In early 2007, many expected Marion County Republicans to punt on the chance to unseat Democratic Mayor Bart Peterson. After
all, the two-term incumbent had high approval ratings and a campaign war chest of $2.5 million.
Attractive GOP candidates willing to embrace the challenge were in short supply.
A series of better-known people turned the nomination down, so local Republicans turned in desperation to businessman Bob
Parker. But Parker stumbled on his way out of the gate when The Indianapolis Star in late February published racist
comments he made in a recorded interview. Jewish groups reacted with outrage.
Peterson's re-election seemed certain, and the Republican nomination fell to Greg Ballard, a 52-year-old former lieutenant
colonel in the U.S. Marines. With few financial resources and even less support from community leaders, Ballard staged a long-shot
grass-roots campaign based on wearing out his shoe leather. He spent all summer meeting with church and neighborhood groups.
Ballard's big break came unexpectedly in the summer, when Indiana's property-tax crisis began to crest. Behind closed
doors, Republican leaders bemoaned their missed opportunity to oust Peterson.

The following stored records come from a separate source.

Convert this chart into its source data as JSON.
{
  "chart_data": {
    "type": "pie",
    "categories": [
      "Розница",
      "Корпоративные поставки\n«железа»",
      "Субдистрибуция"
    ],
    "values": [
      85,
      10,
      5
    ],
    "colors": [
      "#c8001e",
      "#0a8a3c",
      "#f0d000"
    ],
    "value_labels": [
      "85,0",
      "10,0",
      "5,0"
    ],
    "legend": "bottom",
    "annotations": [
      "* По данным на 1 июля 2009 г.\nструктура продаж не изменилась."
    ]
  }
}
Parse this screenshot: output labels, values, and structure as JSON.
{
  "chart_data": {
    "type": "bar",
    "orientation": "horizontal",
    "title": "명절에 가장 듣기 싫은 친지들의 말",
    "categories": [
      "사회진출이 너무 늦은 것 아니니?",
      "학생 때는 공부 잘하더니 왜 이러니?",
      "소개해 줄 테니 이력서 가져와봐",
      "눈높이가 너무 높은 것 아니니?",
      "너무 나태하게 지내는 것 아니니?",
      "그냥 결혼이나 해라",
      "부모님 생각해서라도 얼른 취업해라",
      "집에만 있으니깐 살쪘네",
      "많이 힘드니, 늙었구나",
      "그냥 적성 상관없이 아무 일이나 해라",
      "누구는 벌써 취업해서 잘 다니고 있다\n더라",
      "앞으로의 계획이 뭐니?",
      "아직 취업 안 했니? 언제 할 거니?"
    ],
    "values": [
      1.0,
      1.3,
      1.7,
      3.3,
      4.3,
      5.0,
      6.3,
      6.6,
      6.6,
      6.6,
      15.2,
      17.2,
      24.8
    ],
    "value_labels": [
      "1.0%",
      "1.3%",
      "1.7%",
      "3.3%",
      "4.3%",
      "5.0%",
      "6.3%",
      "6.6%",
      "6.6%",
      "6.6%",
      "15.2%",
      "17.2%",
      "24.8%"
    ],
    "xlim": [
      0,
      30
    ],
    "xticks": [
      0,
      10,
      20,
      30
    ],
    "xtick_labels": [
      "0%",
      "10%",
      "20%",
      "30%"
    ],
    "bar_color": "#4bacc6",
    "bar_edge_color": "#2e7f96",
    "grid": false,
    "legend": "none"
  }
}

But Ballard attempted to ride the wave of ire.
He appeared at public protests and advocated eliminating property taxes entirely. Ballard's blue "Had Enough?"
campaign signs began popping up in yards around Indianapolis.
Despite the turmoil, Peterson still looked unbeatable. Feeling secure of his lead, the mayor approved a local income-tax
hike to underwrite improvements to public safety and pay off the city's long-standing debt for police and firefighter
pensions. For many voters, it was a tone-deaf decision.
On Election Day, Peterson's lead had clearly narrowed, but most pundits still expected him to win. When Ballard pulled
off the victory, it was Indiana's most stunning political upset in decades.
Left flat-footed, reporters and business leaders alike scrambled to meet Ballard and learn his agenda, which includes slashing
at least $70 million a year from local government spending and reorganizing the Indianapolis Metropolitan Police Department
under his direct command.
But Ballard's views aren't yet clear about a host of other public issues, including downtown development projects,
whether Indianapolis should pursue a bid to host the 2012 Super Bowl, or how the community can sustain its progress on arts
and cultural initiatives.
As the year concluded, Ballard was quickly embraced by the Republican elite who once wouldn't take his calls. In the
wake of his victory, Ballard's transition team of longtime insiders and 150 volunteers evaluated the current status of
local government. Their work will set the stage for Ballard to restructure department management hierarchies, replace dozens
of board members, and release long-standing government service contracts for competitive bidding on the open market.